I am trying to use cuDNN.jl for GPU accelerated convolution.

I used the function `cuDNN.cudnnConvolutionForward`

. The function has the keyword argument `format`

that specifies the order of dimensions (`format=cuDNN.CUDNN_TENSOR_NHWC`

or `format=CUDNN_TENSOR_NCHW`

). However, the Julia dimensions have the opposite order.
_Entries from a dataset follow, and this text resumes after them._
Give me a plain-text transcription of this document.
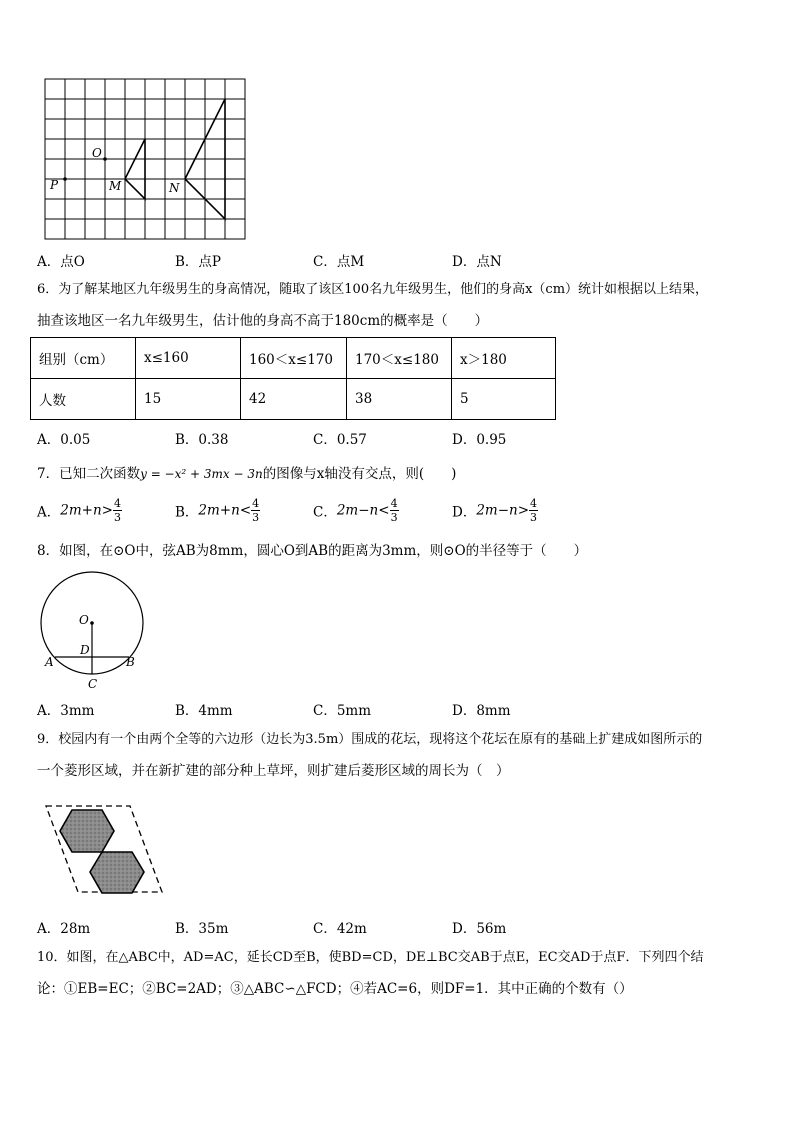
O
P	M	N
A．点O	B．点P	C．点M	D．点N
6．为了解某地区九年级男生的身高情况，随取了该区100名九年级男生，他们的身高x（cm）统计如根据以上结果，
抽查该地区一名九年级男生，估计他的身高不高于180cm的概率是（　　）
组别（cm）	x≤160	160＜x≤170	170＜x≤180	x＞180
人数	15	42	38	5
A．0.05	B．0.38	C．0.57	D．0.95
7．已知二次函数y = −x² + 3mx − 3n的图像与x轴没有交点，则(　　)
A．$2m+n> \frac{4}{3}$	B．$2m+n< \frac{4}{3}$	C．$2m-n< \frac{4}{3}$	D．$2m-n> \frac{4}{3}$
8．如图，在⊙O中，弦AB为8mm，圆心O到AB的距离为3mm，则⊙O的半径等于（　　）
O
D
A	B
C
A．3mm	B．4mm	C．5mm	D．8mm
9．校园内有一个由两个全等的六边形（边长为3.5m）围成的花坛，现将这个花坛在原有的基础上扩建成如图所示的
一个菱形区域，并在新扩建的部分种上草坪，则扩建后菱形区域的周长为（　）
A．28m	B．35m	C．42m	D．56m
10．如图，在△ABC中，AD=AC，延长CD至B，使BD=CD，DE⊥BC交AB于点E，EC交AD于点F．下列四个结
论：①EB=EC；②BC=2AD；③△ABC∽△FCD；④若AC=6，则DF=1．其中正确的个数有（）
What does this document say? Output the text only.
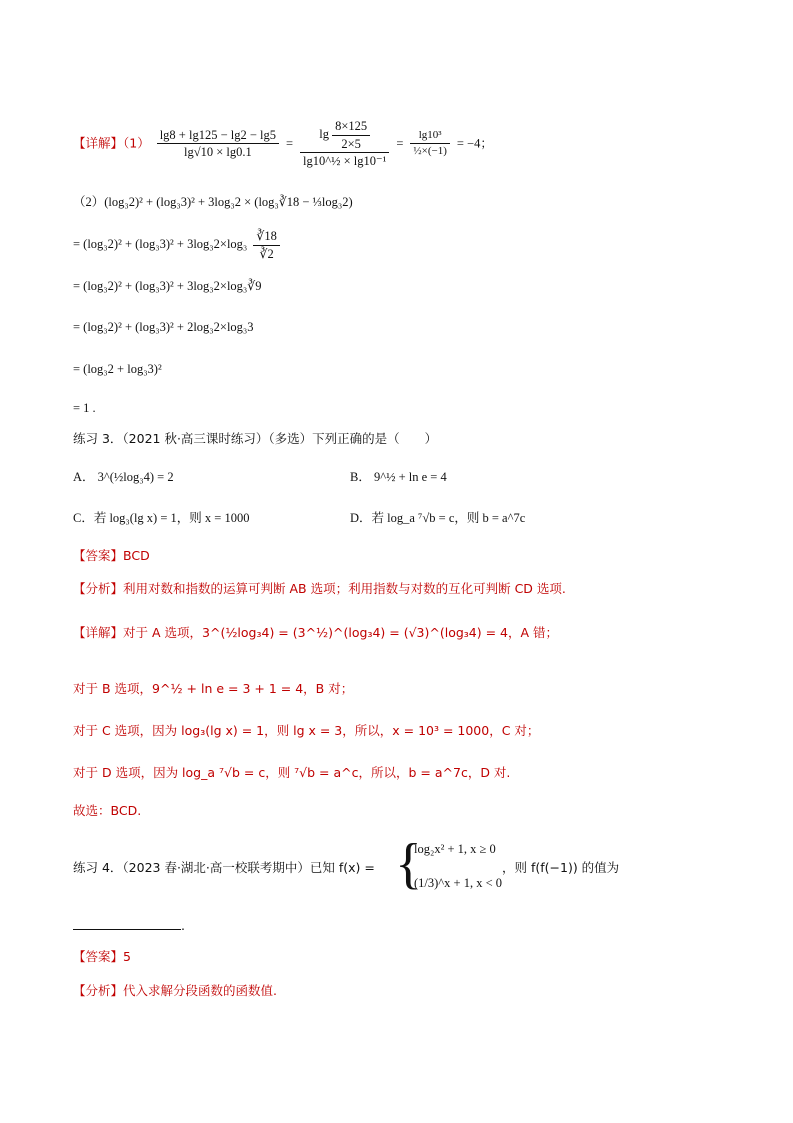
【详解】$(1) \frac{\lg 8 + \lg 125 - \lg 2 - \lg 5}{\lg√10 \times \lg 0.1} = \frac{\lg \frac{8\times 125}{2\times 5}}{\text{lg10\textasciicircum{}½ × lg10⁻¹}} = \frac{\text{lg10³}}{\text{½×(−1)}} = -4$；
（2）(log₃2)² + (log₃3)² + 3log₃2 × (log₃∛18 − ⅓log₃2)
= $(\log_32)^2 + (\log_33)^2 + 3\log_32\times\log_3 \frac{∛18}{∛2}$
= (log₃2)² + (log₃3)² + 3log₃2×log₃∛9
= (log₃2)² + (log₃3)² + 2log₃2×log₃3
= (log₃2 + log₃3)²
= 1 .
练习 3．（2021 秋·高三课时练习）（多选）下列正确的是（　　）
A． 3^(½log₃4) = 2	B． 9^½ + ln e = 4
C．若 log₃(lg x) = 1，则 x = 1000	D．若 log_a ⁷√b = c，则 b = a^7c
【答案】BCD
【分析】利用对数和指数的运算可判断 AB 选项；利用指数与对数的互化可判断 CD 选项.
【详解】对于 A 选项，3^(½log₃4) = (3^½)^(log₃4) = (√3)^(log₃4) = 4，A 错；
对于 B 选项，9^½ + ln e = 3 + 1 = 4，B 对；
对于 C 选项，因为 log₃(lg x) = 1，则 lg x = 3，所以，x = 10³ = 1000，C 对；
对于 D 选项，因为 log_a ⁷√b = c，则 ⁷√b = a^c，所以，b = a^7c，D 对.
故选：BCD.
练习 4．（2023 春·湖北·高一校联考期中）已知 f(x) = {
log₂x² + 1, x ≥ 0
(1/3)^x + 1, x < 0
，则 f(f(−1)) 的值为
.
【答案】5
【分析】代入求解分段函数的函数值.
However, my data is in real NCHW order (not in the opposite order).

I used `permutedims`

as a work-around:

```
function conv_cudnn(x, w, b; stride=(1, 1), padding=(0, 0), dilation=(1, 1), groups=1)
x = CuArray(x)
x = permutedims(x, (4, 3, 2, 1))
w = CuArray(w)
w = permutedims(w, (4, 3, 2, 1))
b = CuArray(b)
b = reshape(b, (1, 1, length(b), 1))
y = CUDA.@time cuDNN.cudnnConvolutionForward(w, x, bias=b, padding=padding, stride=stride, dilation=dilation, group=groups, reorderType=cuDNN.CUDNN_DEFAULT_REORDER, mode=cuDNN.CUDNN_CROSS_CORRELATION)
return permutedims(y, (4, 3, 2, 1))
end
```

My inputs look like this:

```
# define inputs (real NCHW order)
x = rand(32, 16, 64, 64)
w = rand(32, 8, 5, 5)
b = rand(32)
```

Is there a better or faster way to use cuDNN with “real” NCHW order (e.g. without using `permutedims`

)?

Best regards and thank you in advance!